6. Il ne faut donc pas blâmer ceux qui désirent les mêmes choses que vous, ni
regarder comme de mauvais citoyens les hommes qui, étant exilés, ont cherché à
rentrer dans leur patrie; mais bien plutôt ceux qui, restés dans leur pays, ont tenu une
conduite digne de l'exil ; et pour juger les sentiments de mon père comme citoyen, on
ne doit pas se reporter à un temps où il n'existait rien de commun entre lui et la
République ; <15> il faut voir ce qu'il a été pour le peuple, dans les temps qui ont
précédé son exil; comment, avec deux cents hoplites, il arracha les plus grandes villes
du Péloponnèse à l'alliance de Lacédémone et les fit entrer dans la nôtre; quels
dangers il fit courir à Sparte, et de quelle manière il commanda nos armées en Sicile.
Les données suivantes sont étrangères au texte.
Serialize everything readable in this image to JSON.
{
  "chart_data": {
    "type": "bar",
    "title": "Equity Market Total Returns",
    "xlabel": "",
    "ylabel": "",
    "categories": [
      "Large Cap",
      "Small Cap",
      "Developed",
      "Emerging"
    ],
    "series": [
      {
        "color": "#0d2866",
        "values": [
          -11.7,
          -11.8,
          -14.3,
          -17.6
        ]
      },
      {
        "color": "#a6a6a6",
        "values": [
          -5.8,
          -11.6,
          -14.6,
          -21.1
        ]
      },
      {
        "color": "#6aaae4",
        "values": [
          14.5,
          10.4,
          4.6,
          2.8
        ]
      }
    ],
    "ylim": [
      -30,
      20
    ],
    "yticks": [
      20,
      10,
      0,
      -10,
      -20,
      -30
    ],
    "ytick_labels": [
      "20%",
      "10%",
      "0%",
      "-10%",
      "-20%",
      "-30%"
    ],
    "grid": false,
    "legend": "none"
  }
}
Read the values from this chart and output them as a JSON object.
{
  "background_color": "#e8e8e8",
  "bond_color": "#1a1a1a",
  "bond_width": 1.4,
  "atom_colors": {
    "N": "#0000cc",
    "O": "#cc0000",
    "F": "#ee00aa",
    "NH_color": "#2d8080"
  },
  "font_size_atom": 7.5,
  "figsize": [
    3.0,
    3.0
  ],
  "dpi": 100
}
Ce sont des faits pour lesquels vous lui devez de la reconnaissance, et c'est à ceux
qui l'ont exilé que vous devez imputer vos malheurs.
<16> 7. Rappelez-vous combien de services mon père, après son retour, rendit à la
République, et rappelez-vous, avant tout, quelle était la position des affaires quand
vous l'avez reçu parmi vous; rappelez-vous la démocratie détruite, les citoyens divisés
en factions ennemies, l'armée en lutte avec les pouvoirs établis, les deux partis arrivés
à un tel excès de fureur qu'il ne restait à personne aucun espoir de salut, <17> parce
que les uns voyaient dans le parti qui était maître de la ville des ennemis plus odieux
que les Lacédémoniens, tandis que les autres appelaient à leur aide les troupes qui
occupaient Décélie, persuadés qu'il valait mieux livrer leur patrie à ses ennemis, que
de donner aux hommes qui défendaient la ville une part dans le gouvernement. <18>
C'est lorsque les citoyens étaient dans cette disposition funeste, que nos ennemis
étaient maîtres de la terre et de la mer, que votre trésor était épuisé, que le roi de
Perse payait des subsides à nos rivaux, et qu'en outre quatre-vingt-dix vaisseaux,
arrivés de Phénicie à Aspendos, se préparaient à secourir les Lacédémoniens, c'est,
dis-je, lorsque notre ville était plongée dans un tel abîme de maux, et qu'elle était
exposée à de si terribles dangers, <19> que, les généraux ayant envoyé vers mon père,
il n'essaya point de se prévaloir de la position des affaires ; mais, sans récriminer,
sans chercher à s'assurer des garanties pour l'avenir, il se détermina aussitôt à tout
souffrir avec son pays, plutôt que de partager les prospérités de Sparte, et rendit
évident pour tous qu'il ne vous faisait point la guerre, qu'il la faisait uniquement à ceux
qui l'avaient exilé ; qu'il voulait rentrer dans sa patrie, mais non pas la détruire.